Making an Impact | One-on-One with PhD Project Trailblazers
The PhD Project might not exist today.
Without Bob Elliott, The PhD Project might not exist today.
Bob’s passion for advancing diversity in the accounting industry came as no surprise to the people who knew and loved the visionary leader who passed away in November 2022. According to his wife, Lee, one of Bob’s former KPMG colleagues told her: “The immensity of Bob’s generosity of spirit, humanity, renaissance-like brilliance and his exportation of it to the development of others demonstrated his own guiding moral principles. For Bob, human connections mattered most. He established this in The PhD Project, which speaks to the human side and the character of a man who was an unassuming polymath.”
Before he helped spark The PhD Project, Bob built a reputation in the accounting industry through leadership roles with KPMG, American Accounting Association (AAA) and the American Institute of Certified Public Accountants (AICPA) as well as through the expertise he lent to essential and widely read industry reports. He became a strong advocate for modernizing the field of accountancy and was ultimately recognized with some of the industry’s top accolades, culminating in his nomination to the AAA’s Accounting Hall of Fame.
A colleague recalls, “Bob was not only creative and imaginative, he was also prescient and tireless in exploring opportunities that could allow the profession to be more constructive and responsible beyond its traditional role in financial reporting.”
As his career progressed, Bob started thinking about the interrelated issues of global competitiveness and diversity in business as well as access to education and educators as role models for historically underrepresented minorities. “After researching the issue, he realized that while African American youngsters might see African American teachers, lawyers and doctors in their communities, they weren’t seeing Black CPAs,” his wife Lee said.

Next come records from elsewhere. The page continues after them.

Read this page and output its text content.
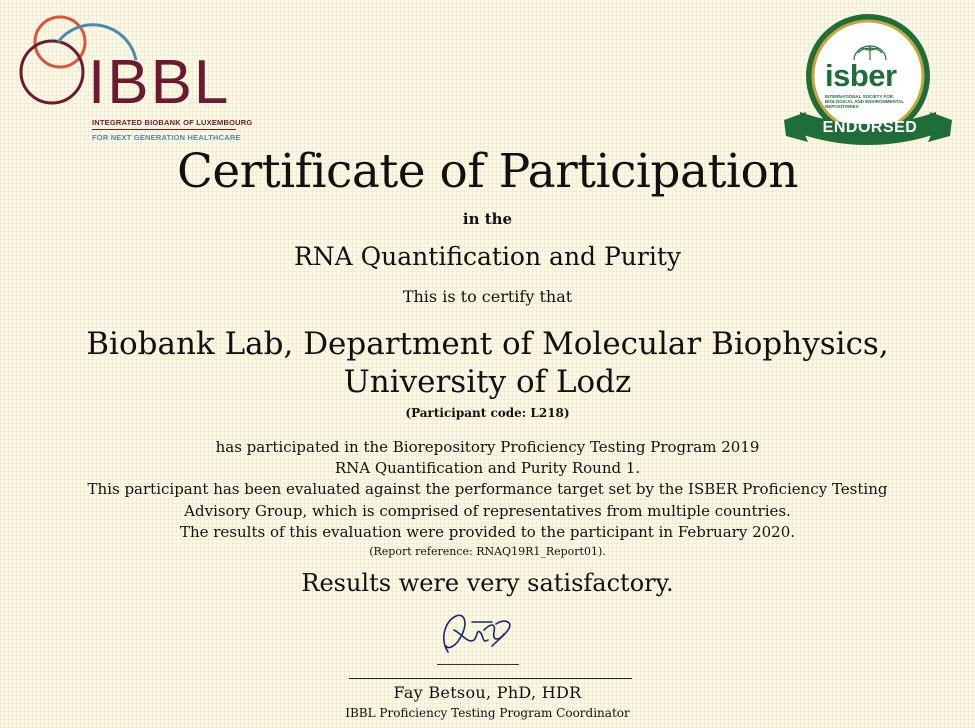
IBBL
INTEGRATED BIOBANK OF LUXEMBOURG
FOR NEXT GENERATION HEALTHCARE
isber
INTERNATIONAL SOCIETY FOR BIOLOGICAL AND ENVIRONMENTAL REPOSITORIES
ENDORSED
Certificate of Participation
in the
RNA Quantification and Purity
This is to certify that
Biobank Lab, Department of Molecular Biophysics, University of Lodz
(Participant code: L218)
has participated in the Biorepository Proficiency Testing Program 2019
RNA Quantification and Purity Round 1.
This participant has been evaluated against the performance target set by the ISBER Proficiency Testing
Advisory Group, which is comprised of representatives from multiple countries.
The results of this evaluation were provided to the participant in February 2020.
(Report reference: RNAQ19R1_Report01).
Results were very satisfactory.
Fay Betsou, PhD, HDR
IBBL Proficiency Testing Program Coordinator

In fact, at the time, 12% of the U.S. population was African American, yet only 1% of CPAs were; at the same time, Bob discovered, 4% of doctors were Black. “With no disrespect to my profession,” he once told AAA, “it is a lot harder to become a doctor than a CPA… surely we can do better than 1%.”
So in 1992, when AAA honored Bob with the Wildman Medal Award – which recognizes leaders who advance theory and practice in the accounting profession – he decided to do something a little different with the $2,500 cash prize. He wanted to put it toward creating a solution to the industry’s diversity problem.

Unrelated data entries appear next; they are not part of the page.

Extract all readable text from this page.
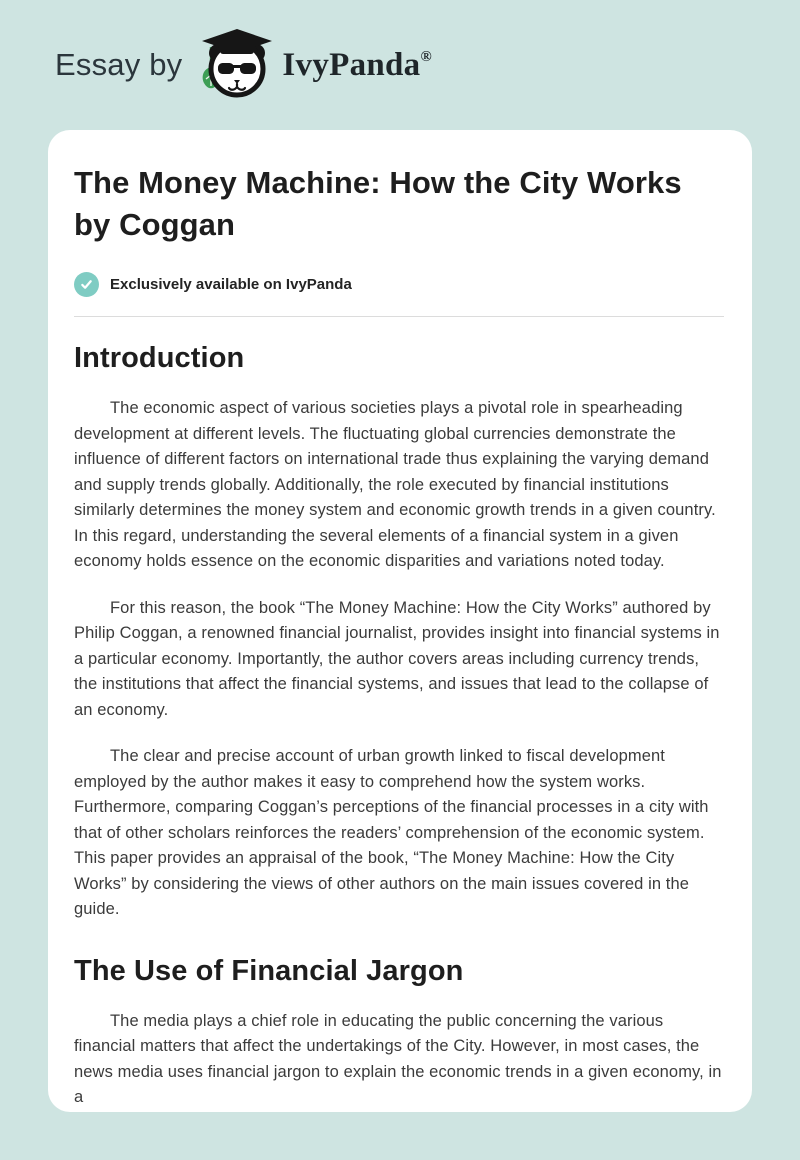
Essay by	IvyPanda®
The Money Machine: How the City Works by Coggan
Exclusively available on IvyPanda
Introduction

The economic aspect of various societies plays a pivotal role in spearheading development at different levels. The fluctuating global currencies demonstrate the influence of different factors on international trade thus explaining the varying demand and supply trends globally. Additionally, the role executed by financial institutions similarly determines the money system and economic growth trends in a given country. In this regard, understanding the several elements of a financial system in a given economy holds essence on the economic disparities and variations noted today.

For this reason, the book “The Money Machine: How the City Works” authored by Philip Coggan, a renowned financial journalist, provides insight into financial systems in a particular economy. Importantly, the author covers areas including currency trends, the institutions that affect the financial systems, and issues that lead to the collapse of an economy.

The clear and precise account of urban growth linked to fiscal development employed by the author makes it easy to comprehend how the system works. Furthermore, comparing Coggan’s perceptions of the financial processes in a city with that of other scholars reinforces the readers’ comprehension of the economic system. This paper provides an appraisal of the book, “The Money Machine: How the City Works” by considering the views of other authors on the main issues covered in the guide.

The Use of Financial Jargon

The media plays a chief role in educating the public concerning the various financial matters that affect the undertakings of the City. However, in most cases, the news media uses financial jargon to explain the economic trends in a given economy, in a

Bob’s vision attracted support and grew the original $2,500 to $40,000 thanks to contributions from KPMG and AICPA. That original funding helped create fellowships for minority accounting doctoral students. Then, the KPMG Foundation, which had embraced Bob’s vision, took it a step further by funding a new initiative – called The PhD Project, helmed by Bob’s colleague and collaborator Bernie Milano.
From its inception, The PhD Project has focused on supporting members across all business disciplines. Initially, its doctoral student associations concentrated on accounting, later expanding to include information systems in 1996, followed by finance, management, and marketing in 1997. This growth has enabled members to become mentors and role models for historically underrepresented students in a wide array of business fields.
In the 30 years since The PhD Project’s founding, Bob Elliott’s vision has helped more than sextuple the number of minority business PhDs in the United States – from 294 in 1994 to more than 1,700 in 2024. That means millions of college students across the United States have learned from PhD Project members. And that makes Bob Elliott the very definition of a trailblazer.